The idiocy of surrendering to mechanized intelligence in the business of judging human conduct was dramatized when Father Ranhillio Aquino's post was flagged for violating Facebook's community standards when he shared a novena about children. The not-so-intelligent algorithm thought he was promoting pedophilia. But what becomes politically suspect is when the posts of national security adviser Hermogenes Esperon, or of Commission on Higher Education chairman J. Prospero de Vera 3rd were flagged and tagged.
It is bad enough that a news network like SMNI was tagged as a bearer of disinformation. It was made worse when the Philippine News Agency was likewise tagged as such, and anyone who shares its news articles are flagged. There cannot be any doubt that what is targeted are pro-government and pro-Marcos posts. It is not only blatantly seen when the account of Vic Rodriguez, the official spokesperson of the Marcos campaign, was suspended. It is made more palpable when there is a high number of posts and accounts of Marcos supporters that are tagged, flagged or suspended.
This, while anti-Marcos and pro-Robredo posts are not being penalized even when they also contain inaccuracies and misleading information.
Facebook is doing a disservice to the candidacy of Vice President Maria Leonor Robredo. While it is busy flagging and taking down pro-Marcos accounts and posts, it is also fanning the anger that seethes in the Marcos political base. The organized takedown of pro-Marcos accounts and posts has transformed Facebook's supposedly assiduous efforts to clean social media of disinformation into a largely indiscriminate partisan cultural purge. Marcos followers are now spinning this as part of the elitist agenda to silence them, a dictatorial usurpation of the sole power of the state to punish abusive speech.

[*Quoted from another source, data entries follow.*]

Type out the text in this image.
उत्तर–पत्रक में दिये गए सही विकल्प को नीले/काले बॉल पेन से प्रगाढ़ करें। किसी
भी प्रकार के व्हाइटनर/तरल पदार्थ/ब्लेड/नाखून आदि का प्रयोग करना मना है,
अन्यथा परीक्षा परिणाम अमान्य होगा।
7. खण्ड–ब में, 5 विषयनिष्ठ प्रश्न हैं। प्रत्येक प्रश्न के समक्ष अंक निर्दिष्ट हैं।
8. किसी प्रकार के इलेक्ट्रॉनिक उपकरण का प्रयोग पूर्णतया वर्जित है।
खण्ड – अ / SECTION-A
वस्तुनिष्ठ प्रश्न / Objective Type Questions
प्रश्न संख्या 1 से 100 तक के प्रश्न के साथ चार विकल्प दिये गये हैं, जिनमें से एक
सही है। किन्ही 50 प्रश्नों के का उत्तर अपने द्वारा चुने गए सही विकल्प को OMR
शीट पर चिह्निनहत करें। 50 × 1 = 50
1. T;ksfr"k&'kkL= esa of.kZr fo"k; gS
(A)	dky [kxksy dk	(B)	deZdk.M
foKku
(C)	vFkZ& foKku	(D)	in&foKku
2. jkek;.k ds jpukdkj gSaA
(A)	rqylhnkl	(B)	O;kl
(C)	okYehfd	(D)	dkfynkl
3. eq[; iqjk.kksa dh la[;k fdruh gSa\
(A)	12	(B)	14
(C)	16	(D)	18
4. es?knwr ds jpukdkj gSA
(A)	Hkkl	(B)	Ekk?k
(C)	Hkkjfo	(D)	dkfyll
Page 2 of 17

Liberal activists protest the taking down of rights without due process. When Facebook takes down accounts without the right of a hearing, what comes out clearly is the hypocrisy and the elitism that Marcos supporters have come to effectively deploy against Robredo. These acts of Facebook could not have come at a worst time for her, effectively undermining further her chances on May 9. Marcos loyalists deploy a warning — this is what they can do when they would be in power. And this derails any hope for Robredo to convert votes in these final days of the campaign.